Mulheres vítimas de violência sexual enfrentam riscos cardiovasculares elevados. Estudos revelam que esses eventos podem aumentar em 74% as chances de desenvolvimento de doenças cardíacas, conforme pesquisa veiculada pela Instituto Brasileiro de Geografia e Estatística (IBGE). A pesquisa, publicada nos Cadernos de Saúde Pública, detalha a relação entre a violência sexual e problemas cardíacos, indicando que mulheres que sofreram tais violências apresentam índices maiores de infartos e arritmias em comparação àquelas que não passaram por essa experiência.
Análise e Metodologia
O estudo foi conduzido pelo programa de pós-graduação em Saúde Pública da Universidade Federal do Ceará, liderado pelo pesquisador Eduardo Paixão. A análise foi baseada nos dados da Pesquisa Nacional de Saúde de 2019, que contou com mais de 70 mil entrevistas representativas da população brasileira.
Além de avaliar as correlações de doenças cardíacas e violência sexual, a equipe utilizou ferramentas estatísticas para remover viéses relacionados a idade, cor da pele, sexualidade e nível educacional, garantindo que o aumento nos problemas cardíacos fosse realmente associado à violência vivenciada.
Implicações e Reflexões
Paixão ressalta que frequentemente a discussão sobre violência sexual foca apenas na saúde mental, ignorando como o trauma pode afetar a saúde física ao longo da vida. “A interação entre fatores sociais e biológicos é crucial para entender os nossos bem-estar e saúde geral”, afirma ele.

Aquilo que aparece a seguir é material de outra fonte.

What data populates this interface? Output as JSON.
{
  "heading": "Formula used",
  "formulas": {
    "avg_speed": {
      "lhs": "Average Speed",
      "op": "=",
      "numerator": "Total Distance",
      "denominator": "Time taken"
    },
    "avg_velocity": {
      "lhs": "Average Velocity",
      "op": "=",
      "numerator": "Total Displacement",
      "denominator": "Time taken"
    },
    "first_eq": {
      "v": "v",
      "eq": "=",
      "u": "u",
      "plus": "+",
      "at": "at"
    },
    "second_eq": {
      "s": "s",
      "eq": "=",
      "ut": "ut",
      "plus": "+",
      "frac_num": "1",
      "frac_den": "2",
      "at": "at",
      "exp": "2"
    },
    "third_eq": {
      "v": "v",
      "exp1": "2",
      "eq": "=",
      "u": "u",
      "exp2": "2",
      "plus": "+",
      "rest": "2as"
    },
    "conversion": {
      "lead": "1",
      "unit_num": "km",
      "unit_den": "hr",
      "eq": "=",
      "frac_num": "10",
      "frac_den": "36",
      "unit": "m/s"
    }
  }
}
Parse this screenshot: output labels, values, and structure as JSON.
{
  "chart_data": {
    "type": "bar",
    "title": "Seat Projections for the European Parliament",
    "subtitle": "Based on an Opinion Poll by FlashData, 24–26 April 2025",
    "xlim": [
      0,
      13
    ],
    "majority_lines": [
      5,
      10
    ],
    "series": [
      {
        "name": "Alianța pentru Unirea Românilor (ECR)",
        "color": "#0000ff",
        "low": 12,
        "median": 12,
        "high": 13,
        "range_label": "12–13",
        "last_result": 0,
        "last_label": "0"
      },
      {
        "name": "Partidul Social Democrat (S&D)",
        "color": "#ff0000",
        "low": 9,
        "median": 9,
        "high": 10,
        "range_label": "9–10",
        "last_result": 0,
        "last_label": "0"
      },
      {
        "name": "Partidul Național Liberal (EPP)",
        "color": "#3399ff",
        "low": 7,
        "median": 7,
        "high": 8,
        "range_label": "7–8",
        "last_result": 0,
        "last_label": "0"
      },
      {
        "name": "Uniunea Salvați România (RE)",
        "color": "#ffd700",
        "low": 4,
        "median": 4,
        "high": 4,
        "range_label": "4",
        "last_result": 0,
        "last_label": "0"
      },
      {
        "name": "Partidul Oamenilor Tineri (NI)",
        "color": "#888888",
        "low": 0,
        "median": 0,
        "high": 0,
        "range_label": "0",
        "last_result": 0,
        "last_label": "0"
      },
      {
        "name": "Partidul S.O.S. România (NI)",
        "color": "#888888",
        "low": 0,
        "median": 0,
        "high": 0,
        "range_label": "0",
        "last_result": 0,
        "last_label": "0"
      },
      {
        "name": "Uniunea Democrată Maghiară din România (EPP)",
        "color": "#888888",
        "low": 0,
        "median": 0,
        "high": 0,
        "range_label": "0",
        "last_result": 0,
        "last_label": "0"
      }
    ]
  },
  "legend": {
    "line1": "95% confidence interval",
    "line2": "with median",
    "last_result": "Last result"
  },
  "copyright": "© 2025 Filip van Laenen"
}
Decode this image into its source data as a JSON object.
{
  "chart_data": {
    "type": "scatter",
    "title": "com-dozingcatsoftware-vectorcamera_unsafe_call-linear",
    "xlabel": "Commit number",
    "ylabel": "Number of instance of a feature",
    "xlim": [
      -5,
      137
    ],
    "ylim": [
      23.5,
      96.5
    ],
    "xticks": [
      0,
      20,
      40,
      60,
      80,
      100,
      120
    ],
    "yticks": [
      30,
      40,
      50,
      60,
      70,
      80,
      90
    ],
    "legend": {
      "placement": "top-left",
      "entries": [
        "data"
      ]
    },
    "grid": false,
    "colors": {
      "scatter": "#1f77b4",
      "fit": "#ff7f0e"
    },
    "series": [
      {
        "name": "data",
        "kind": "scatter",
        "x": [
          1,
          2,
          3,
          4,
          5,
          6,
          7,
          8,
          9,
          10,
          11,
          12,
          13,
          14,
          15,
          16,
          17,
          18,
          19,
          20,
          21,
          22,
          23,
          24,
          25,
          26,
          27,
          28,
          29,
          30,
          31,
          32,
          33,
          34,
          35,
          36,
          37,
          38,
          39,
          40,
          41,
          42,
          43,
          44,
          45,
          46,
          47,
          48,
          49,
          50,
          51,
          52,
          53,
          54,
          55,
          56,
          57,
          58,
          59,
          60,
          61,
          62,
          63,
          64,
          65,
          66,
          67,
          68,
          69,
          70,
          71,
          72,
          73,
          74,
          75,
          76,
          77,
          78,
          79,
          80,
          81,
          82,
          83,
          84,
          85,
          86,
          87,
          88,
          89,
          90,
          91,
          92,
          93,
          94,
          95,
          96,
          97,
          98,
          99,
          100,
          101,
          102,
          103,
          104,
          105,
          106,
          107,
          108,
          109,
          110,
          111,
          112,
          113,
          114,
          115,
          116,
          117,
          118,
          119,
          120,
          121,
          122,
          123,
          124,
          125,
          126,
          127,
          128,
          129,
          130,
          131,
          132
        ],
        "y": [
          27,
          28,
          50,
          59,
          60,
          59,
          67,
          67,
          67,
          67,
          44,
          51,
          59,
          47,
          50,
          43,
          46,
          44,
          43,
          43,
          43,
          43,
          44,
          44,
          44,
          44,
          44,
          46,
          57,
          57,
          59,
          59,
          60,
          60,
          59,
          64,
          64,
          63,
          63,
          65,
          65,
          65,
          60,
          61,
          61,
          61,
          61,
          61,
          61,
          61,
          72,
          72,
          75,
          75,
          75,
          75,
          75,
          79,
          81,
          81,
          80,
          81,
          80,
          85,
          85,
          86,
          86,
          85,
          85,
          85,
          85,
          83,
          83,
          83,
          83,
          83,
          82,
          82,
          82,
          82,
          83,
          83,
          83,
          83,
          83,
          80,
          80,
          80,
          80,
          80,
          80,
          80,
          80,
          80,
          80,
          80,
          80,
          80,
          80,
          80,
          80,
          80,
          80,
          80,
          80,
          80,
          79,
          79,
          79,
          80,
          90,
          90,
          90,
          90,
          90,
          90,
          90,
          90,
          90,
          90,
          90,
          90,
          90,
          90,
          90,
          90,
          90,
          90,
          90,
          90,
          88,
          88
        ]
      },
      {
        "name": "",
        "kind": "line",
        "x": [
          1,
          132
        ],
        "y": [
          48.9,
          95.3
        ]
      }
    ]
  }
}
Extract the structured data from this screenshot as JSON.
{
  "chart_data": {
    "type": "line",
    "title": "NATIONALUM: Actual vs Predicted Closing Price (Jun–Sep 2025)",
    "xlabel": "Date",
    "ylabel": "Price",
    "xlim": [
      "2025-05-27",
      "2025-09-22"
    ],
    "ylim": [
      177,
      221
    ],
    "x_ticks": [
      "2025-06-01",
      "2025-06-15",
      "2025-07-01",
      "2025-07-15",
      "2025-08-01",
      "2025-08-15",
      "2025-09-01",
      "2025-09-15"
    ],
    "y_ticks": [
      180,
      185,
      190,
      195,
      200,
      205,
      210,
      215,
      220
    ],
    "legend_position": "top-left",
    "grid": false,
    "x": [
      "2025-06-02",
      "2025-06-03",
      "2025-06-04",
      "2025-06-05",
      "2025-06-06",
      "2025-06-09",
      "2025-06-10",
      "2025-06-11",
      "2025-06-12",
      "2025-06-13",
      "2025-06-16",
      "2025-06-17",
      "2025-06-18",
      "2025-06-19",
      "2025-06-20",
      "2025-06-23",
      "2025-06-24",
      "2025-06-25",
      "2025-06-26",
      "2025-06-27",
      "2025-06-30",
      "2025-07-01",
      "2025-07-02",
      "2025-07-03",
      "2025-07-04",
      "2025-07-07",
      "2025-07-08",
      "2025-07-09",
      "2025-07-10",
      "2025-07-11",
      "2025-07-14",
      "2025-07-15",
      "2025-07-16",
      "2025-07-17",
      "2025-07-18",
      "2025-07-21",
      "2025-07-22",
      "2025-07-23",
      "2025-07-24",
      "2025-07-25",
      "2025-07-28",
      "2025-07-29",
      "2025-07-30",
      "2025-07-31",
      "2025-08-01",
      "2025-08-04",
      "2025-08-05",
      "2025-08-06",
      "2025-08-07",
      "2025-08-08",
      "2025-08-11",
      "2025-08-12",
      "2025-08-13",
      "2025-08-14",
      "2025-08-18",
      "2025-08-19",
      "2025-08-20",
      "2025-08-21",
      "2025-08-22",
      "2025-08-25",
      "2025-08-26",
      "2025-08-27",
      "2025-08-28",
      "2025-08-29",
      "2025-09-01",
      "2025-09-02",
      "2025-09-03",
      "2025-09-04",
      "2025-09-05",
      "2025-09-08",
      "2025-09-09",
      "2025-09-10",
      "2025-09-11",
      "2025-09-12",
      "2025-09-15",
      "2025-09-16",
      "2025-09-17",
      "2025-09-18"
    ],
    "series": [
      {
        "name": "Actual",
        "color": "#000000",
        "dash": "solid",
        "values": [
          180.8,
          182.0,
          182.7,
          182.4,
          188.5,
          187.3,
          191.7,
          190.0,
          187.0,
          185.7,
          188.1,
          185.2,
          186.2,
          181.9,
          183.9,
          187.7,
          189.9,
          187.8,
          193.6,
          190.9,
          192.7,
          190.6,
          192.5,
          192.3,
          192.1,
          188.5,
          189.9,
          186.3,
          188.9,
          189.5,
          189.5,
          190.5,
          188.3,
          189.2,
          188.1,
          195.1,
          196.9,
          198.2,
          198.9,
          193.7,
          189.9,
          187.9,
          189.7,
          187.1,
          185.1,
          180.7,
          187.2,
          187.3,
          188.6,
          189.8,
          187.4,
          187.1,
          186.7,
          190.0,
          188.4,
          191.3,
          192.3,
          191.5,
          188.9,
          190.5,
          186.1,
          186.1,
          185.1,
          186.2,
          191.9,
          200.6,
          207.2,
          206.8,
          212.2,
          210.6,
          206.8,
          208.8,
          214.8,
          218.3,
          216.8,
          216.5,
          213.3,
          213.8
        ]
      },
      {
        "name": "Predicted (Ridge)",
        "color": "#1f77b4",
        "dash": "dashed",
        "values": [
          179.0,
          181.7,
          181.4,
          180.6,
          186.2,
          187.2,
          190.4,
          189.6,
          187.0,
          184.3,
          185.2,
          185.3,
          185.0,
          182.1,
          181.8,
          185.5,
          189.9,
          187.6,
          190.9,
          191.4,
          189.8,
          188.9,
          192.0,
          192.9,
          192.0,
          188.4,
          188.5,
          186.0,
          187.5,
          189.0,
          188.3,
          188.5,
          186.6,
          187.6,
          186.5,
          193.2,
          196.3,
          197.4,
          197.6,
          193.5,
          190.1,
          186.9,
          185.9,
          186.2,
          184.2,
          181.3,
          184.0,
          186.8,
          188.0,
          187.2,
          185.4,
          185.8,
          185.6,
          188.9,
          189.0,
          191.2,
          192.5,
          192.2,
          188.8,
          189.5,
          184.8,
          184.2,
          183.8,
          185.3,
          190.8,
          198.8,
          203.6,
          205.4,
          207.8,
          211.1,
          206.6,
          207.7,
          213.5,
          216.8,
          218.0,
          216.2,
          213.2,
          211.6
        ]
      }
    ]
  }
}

“A violência provoca estresse que pode ter efeitos fisiológicos, como elevar processos inflamatórios, comprometendo a saúde cardiovascular”, completa o pesquisador.
Além disso, indivíduos que sofrem violência têm maior propensão a desenvolver comportamentos nocivos, como tabagismo e alcoolismo, que, por sua vez, elevam os riscos cardiovasculares. Segundo a pesquisa, 8,61% das mulheres relataram terem sofrido alguma forma de violência sexual ao longo da vida.
Conclusão
A relevância desse estudo se reflete na sua capacidade de alertar tanto profissionais que trabalham com vítimas de violência quanto aqueles que lidam com doenças cardíacas, enfatizando a importância de intervenções em fatores de risco modificáveis.